Exactly, that’s part of the problem. You have a bunch of frequencies based on various reference classes, without further information, and you have to figure out how the agent should act on that very limited information, which does not include explicit, detailed causal models. Not all possible worlds are evenly purely causal, so your point about causal pathways is at best an incomplete solution. That’s the hard edge of the problem, and even if the correct answer turns out to be ‘it depends’ or ‘the question doesn’t make sense’ or involves a dissolution of reference classes or whatever, then one paragraph isn’t going to provide a solution and cut through the confusions behind the question.
It seems like your argument proves too much because it would dismiss taking Newcomb’s problem seriously. ‘It’s not enough to say the act of two-boxing...’ I don’t think your attitude would have been productive for the progression of decision theory if people had applied it to other problems that are more mainstream.
That’s exactly the point Wei Dai is making in the post I linked!! Decision theory problems aren’t necessarily hard to find the correct specific answers to if we imagine ourselves in the situation. The point is that they are litmus tests for decision theories, and they make us draw up more robust general decision processes or illuminate our own decisions.
If you had said
in response to Newcomb’s problem, then most people here would see this as a flinch away from getting your hands dirty engaging with the problem. Maybe you’re right and this is a matter whereof we cannot speak, but simply stating that is not useful to those who do not already believe that, and given the world we live in, can come across as a way of bragging about your non-confusion or lowering their ‘status’ by making it look like they’re confused about an easily settled issue, even if that’s not what you’re (consciously) doing.

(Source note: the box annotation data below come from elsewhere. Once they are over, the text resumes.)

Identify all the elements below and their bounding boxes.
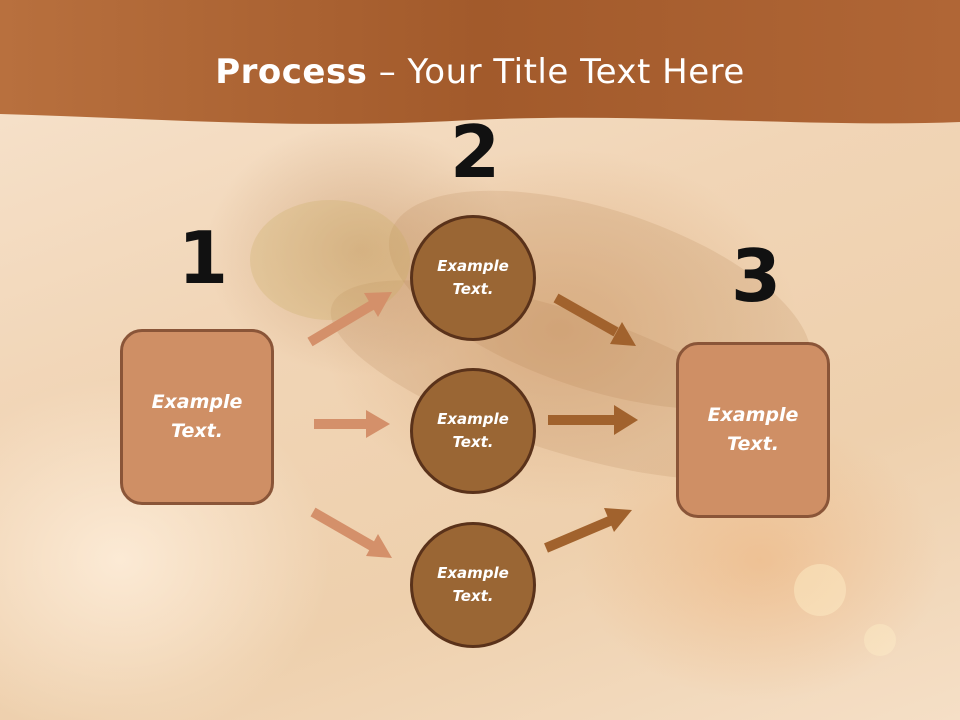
step-number-3: 3: [731, 234, 782, 318]
arrow-middle-to-3: [548, 405, 638, 435]
arrow-bottom-to-3: [544, 508, 632, 553]
input-box-text: Example Text.: [151, 391, 243, 442]
process-circle-top: Example Text.: [410, 215, 536, 341]
arrow-top-to-3: [553, 293, 636, 346]
process-circle-bottom: Example Text.: [410, 522, 536, 648]
title-rest: – Your Title Text Here: [367, 52, 745, 92]
process-circle-middle: Example Text.: [410, 368, 536, 494]
process-circle-middle-text: Example Text.: [437, 410, 509, 451]
arrow-1-to-bottom: [310, 507, 392, 558]
step-number-2: 2: [450, 110, 501, 194]
output-box: Example Text.: [676, 342, 830, 518]
process-circle-bottom-text: Example Text.: [437, 564, 509, 605]
input-box: Example Text.: [120, 329, 274, 505]
arrow-1-to-top: [307, 292, 392, 347]
output-box-text: Example Text.: [707, 404, 799, 455]
page-title: Process – Your Title Text Here: [0, 52, 960, 92]
process-circle-top-text: Example Text.: [437, 257, 509, 298]
header-banner: [0, 0, 960, 124]
arrow-1-to-middle: [314, 410, 390, 438]
title-bold: Process: [215, 52, 368, 92]
step-number-1: 1: [178, 216, 229, 300]
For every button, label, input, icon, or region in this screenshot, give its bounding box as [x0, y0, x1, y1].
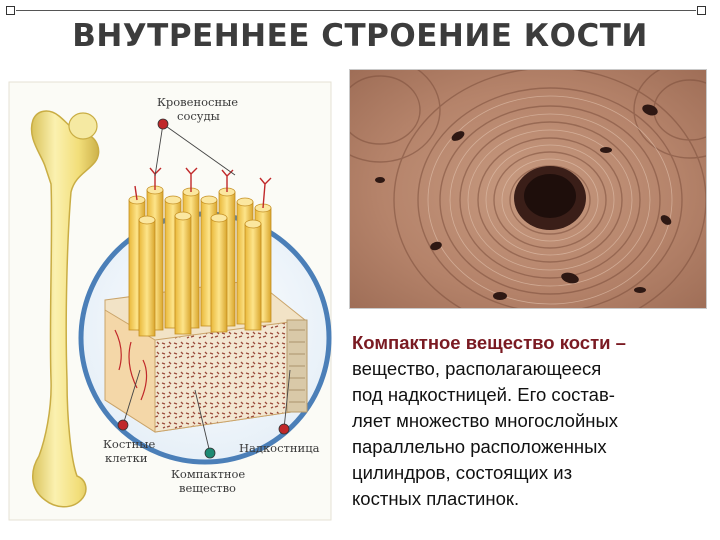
marker-cells [117, 419, 129, 431]
description-heading: Компактное вещество кости – [352, 332, 626, 353]
label-cells-line2: клетки [105, 451, 148, 465]
label-cells-line1: Костные [103, 437, 155, 451]
osteon-cylinders [128, 167, 272, 337]
bone-micrograph-photo [349, 69, 707, 309]
marker-compact [204, 447, 216, 459]
marker-periosteum [278, 423, 290, 435]
pointer-lines [122, 123, 291, 454]
slide-title: ВНУТРЕННЕЕ СТРОЕНИЕ КОСТИ [72, 18, 648, 54]
micrograph-svg [350, 70, 706, 308]
corner-box-top-left [6, 6, 15, 15]
label-periosteum: Надкостница [239, 441, 320, 455]
bone-diagram-svg: Кровеносные сосуды Костные клетки Надкос… [5, 80, 333, 522]
femur-bone [30, 110, 100, 508]
magnified-section [78, 167, 332, 465]
label-vessels-line1: Кровеносные [157, 95, 238, 109]
description-line: ляет множество многослойных [352, 410, 619, 431]
top-rule [16, 10, 696, 11]
marker-vessels [157, 118, 169, 130]
label-vessels-line2: сосуды [177, 109, 220, 123]
label-compact-line2: вещество [179, 481, 236, 495]
label-compact-line1: Компактное [171, 467, 245, 481]
bone-structure-diagram: Кровеносные сосуды Костные клетки Надкос… [5, 80, 333, 522]
corner-box-top-right [697, 6, 706, 15]
description-line: цилиндров, состоящих из [352, 462, 573, 483]
description-line: костных пластинок. [352, 488, 520, 509]
description-line: вещество, располагающееся [352, 358, 602, 379]
description-line: под надкостницей. Его состав- [352, 384, 615, 405]
description-text: Компактное вещество кости – вещество, ра… [352, 330, 702, 512]
description-line: параллельно расположенных [352, 436, 607, 457]
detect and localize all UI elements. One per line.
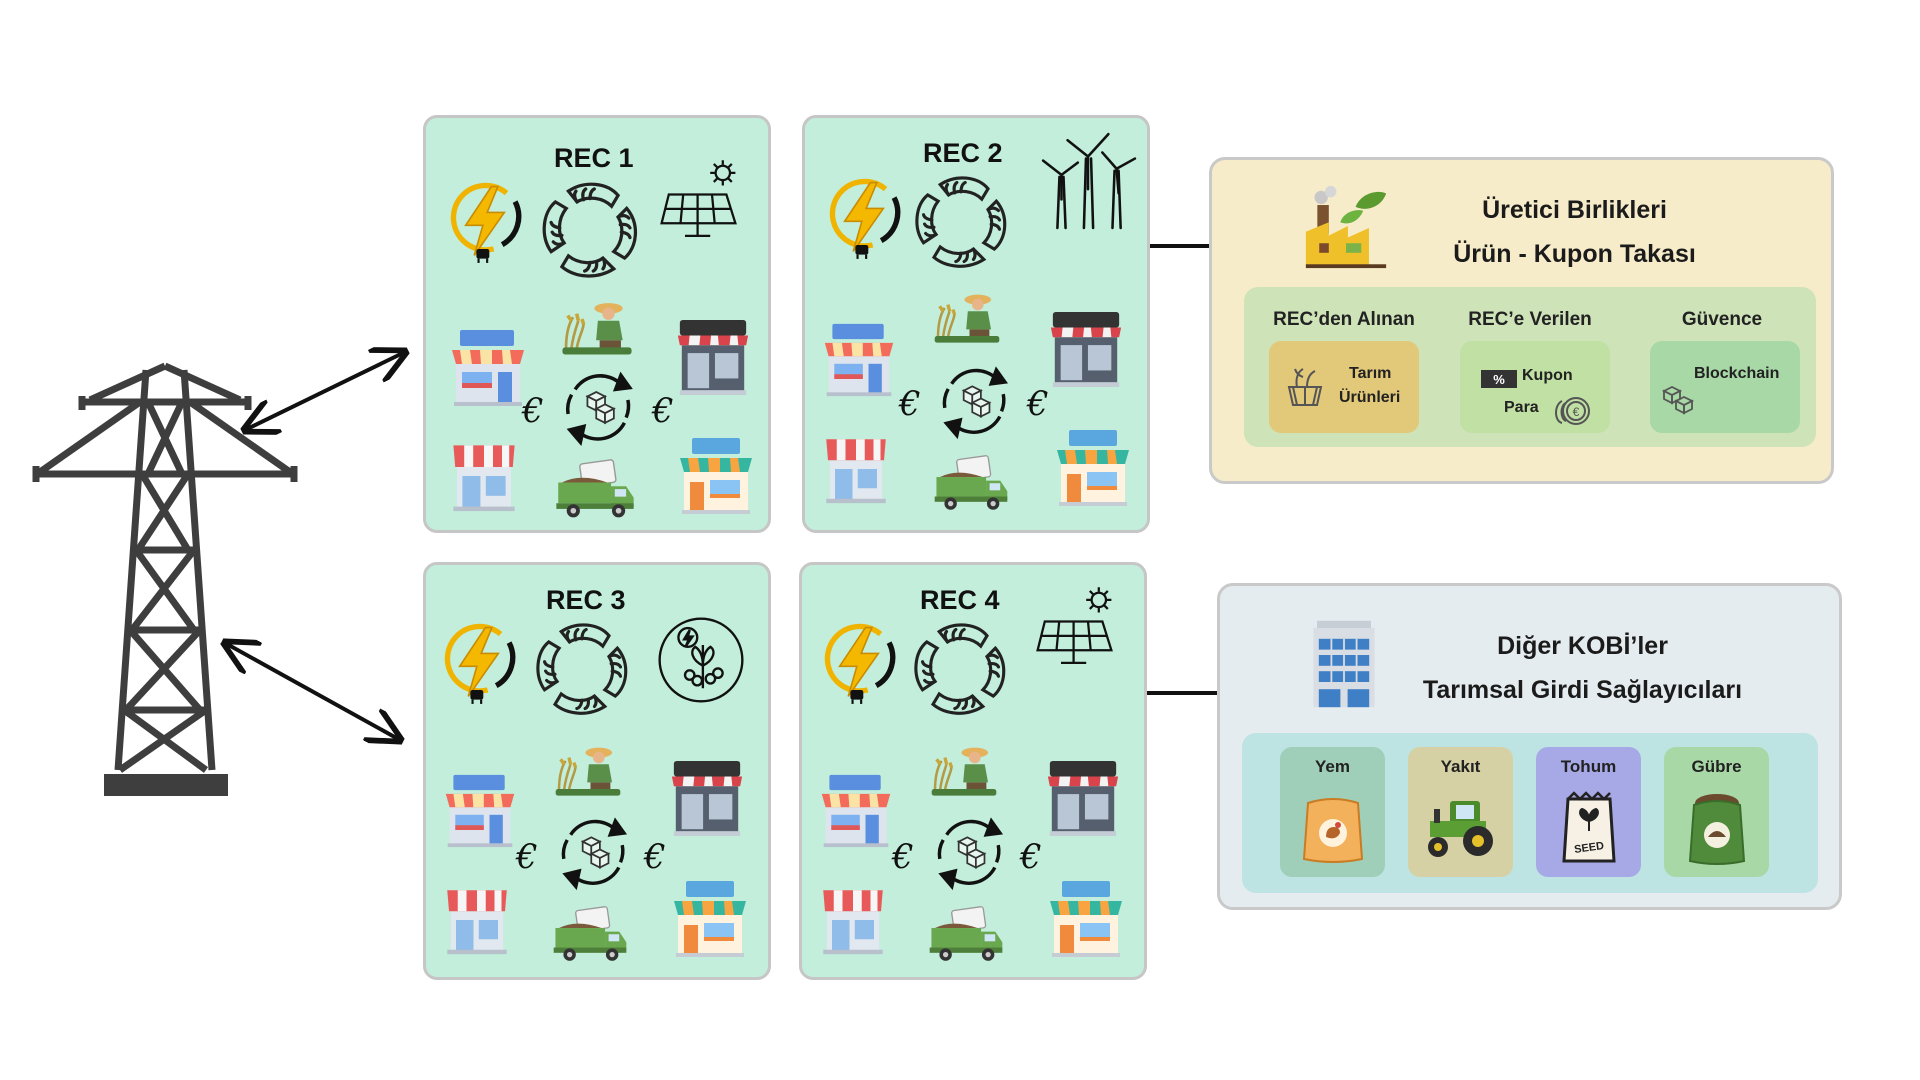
solar-panel-icon bbox=[1034, 585, 1124, 667]
energy-plug-icon bbox=[436, 619, 522, 705]
euro-icon: € bbox=[644, 837, 666, 877]
sme-shop-icon bbox=[448, 328, 528, 408]
agricultural-products-chip: Tarım Ürünleri bbox=[1269, 341, 1419, 433]
rec-1-box: REC 1 € € bbox=[423, 115, 771, 533]
shop-icon bbox=[818, 885, 888, 955]
column-header: Güvence bbox=[1681, 309, 1763, 330]
sme-shop-icon bbox=[821, 322, 897, 398]
sme-shop-icon bbox=[818, 773, 894, 849]
coupon-icon: % bbox=[1481, 370, 1517, 388]
store-icon bbox=[1045, 310, 1127, 388]
seed-bag-icon: SEED bbox=[1562, 791, 1616, 863]
tractor-icon bbox=[1428, 801, 1493, 857]
suppliers-inner-box: Yem Yakıt Tohum SEED bbox=[1242, 733, 1818, 893]
euro-icon: € bbox=[892, 837, 914, 877]
sme-shop-icon bbox=[442, 773, 518, 849]
producers-inner-box: REC’den Alınan REC’e Verilen Güvence Tar… bbox=[1244, 287, 1816, 447]
arrow-tower-rec3 bbox=[225, 643, 400, 740]
farmer-icon bbox=[550, 741, 626, 799]
euro-icon: € bbox=[516, 837, 538, 877]
energy-plug-icon bbox=[821, 174, 907, 260]
fertilizer-bag-icon bbox=[1688, 794, 1746, 865]
wind-turbine-icon bbox=[1037, 130, 1139, 232]
blockchain-cycle-icon bbox=[554, 363, 642, 451]
svg-text:%: % bbox=[1493, 372, 1505, 387]
blockchain-cycle-icon bbox=[550, 809, 636, 895]
farm-truck-icon bbox=[552, 458, 638, 524]
energy-plug-icon bbox=[816, 619, 902, 705]
farmer-icon bbox=[929, 288, 1005, 346]
producers-title-line1: Üretici Birlikleri bbox=[1482, 196, 1667, 224]
sme-shop-icon bbox=[1046, 879, 1126, 959]
transmission-tower-icon bbox=[32, 362, 298, 796]
card-label: Tohum bbox=[1560, 757, 1617, 776]
sme-shop-icon bbox=[676, 436, 756, 516]
farm-truck-icon bbox=[926, 905, 1006, 967]
cooperation-hands-icon bbox=[909, 170, 1013, 274]
rec-title: REC 2 bbox=[923, 138, 1003, 168]
blockchain-chip: Blockchain bbox=[1650, 341, 1800, 433]
suppliers-panel: Diğer KOBİ’ler Tarımsal Girdi Sağlayıcıl… bbox=[1217, 583, 1842, 910]
solar-panel-icon bbox=[658, 158, 748, 240]
blockchain-icon bbox=[1660, 379, 1700, 419]
rec-title: REC 1 bbox=[554, 143, 634, 173]
seed-label: SEED bbox=[1573, 840, 1604, 856]
farm-produce-icon bbox=[1287, 368, 1323, 406]
euro-icon: € bbox=[1020, 837, 1042, 877]
chip-text: Blockchain bbox=[1694, 365, 1780, 382]
shop-icon bbox=[448, 440, 520, 512]
rec-2-box: REC 2 € € bbox=[802, 115, 1150, 533]
euro-icon: € bbox=[1027, 384, 1049, 424]
rec-3-box: REC 3 € € bbox=[423, 562, 771, 980]
store-icon bbox=[666, 759, 748, 837]
rec-4-box: REC 4 € € bbox=[799, 562, 1147, 980]
chip-text: Ürünleri bbox=[1339, 389, 1401, 406]
rec-title: REC 3 bbox=[546, 585, 626, 615]
feed-card: Yem bbox=[1280, 747, 1385, 877]
column-header: REC’den Alınan bbox=[1273, 309, 1415, 330]
store-icon bbox=[1042, 759, 1124, 837]
farmer-icon bbox=[556, 296, 638, 358]
coupon-money-chip: % Kupon Para € bbox=[1460, 341, 1610, 433]
energy-plug-icon bbox=[442, 178, 528, 264]
rec-title: REC 4 bbox=[920, 585, 1000, 615]
feed-bag-icon bbox=[1302, 798, 1364, 863]
seed-card: Tohum SEED bbox=[1536, 747, 1641, 877]
shop-icon bbox=[442, 885, 512, 955]
farm-truck-icon bbox=[550, 905, 630, 967]
blockchain-cycle-icon bbox=[926, 809, 1012, 895]
euro-icon: € bbox=[522, 391, 544, 431]
cooperation-hands-icon bbox=[908, 617, 1012, 721]
suppliers-title-line2: Tarımsal Girdi Sağlayıcıları bbox=[1422, 676, 1743, 704]
card-label: Yem bbox=[1315, 757, 1350, 776]
euro-icon: € bbox=[899, 384, 921, 424]
suppliers-title-line1: Diğer KOBİ’ler bbox=[1497, 632, 1668, 660]
store-icon bbox=[672, 318, 754, 396]
euro-icon: € bbox=[652, 391, 674, 431]
shop-icon bbox=[821, 434, 891, 504]
chip-text: Kupon bbox=[1522, 367, 1573, 384]
farmer-icon bbox=[926, 741, 1002, 799]
fertilizer-card: Gübre bbox=[1664, 747, 1769, 877]
fuel-card: Yakıt bbox=[1408, 747, 1513, 877]
farm-truck-icon bbox=[931, 454, 1011, 516]
chip-text: Para bbox=[1504, 399, 1539, 416]
cooperation-hands-icon bbox=[530, 617, 634, 721]
producers-title-line2: Ürün - Kupon Takası bbox=[1453, 240, 1696, 268]
column-header: REC’e Verilen bbox=[1468, 309, 1592, 330]
card-label: Yakıt bbox=[1440, 757, 1481, 776]
sme-shop-icon bbox=[670, 879, 750, 959]
sme-shop-icon bbox=[1053, 428, 1133, 508]
coins-icon: € bbox=[1555, 397, 1590, 425]
cooperation-hands-icon bbox=[536, 176, 644, 284]
arrow-tower-rec1 bbox=[245, 352, 405, 430]
blockchain-cycle-icon bbox=[931, 358, 1017, 444]
producers-panel: Üretici Birlikleri Ürün - Kupon Takası R… bbox=[1209, 157, 1834, 484]
svg-text:€: € bbox=[1573, 405, 1580, 419]
agriculture-energy-icon bbox=[654, 613, 748, 707]
chip-text: Tarım bbox=[1349, 365, 1392, 382]
card-label: Gübre bbox=[1691, 757, 1742, 776]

If you told a group building robot soccer players that beating their opponents is easy and a five-year-old could do it, or if you told them that they’re wasting their time since the robots are using a different soccer-playing process, then that would not be very helpful in actually figuring out how to make/write better soccer-playing robots!
I’m not interesting in discussing with this level of condescension.
Both of these are invalidated by the assumption:
I’m not sure we disagree; as James said, whether one actually smokes provides information about lung cancer, which is possible regardless of whether smoking is the cause of the cancer. My comment was intended to be more general than causality.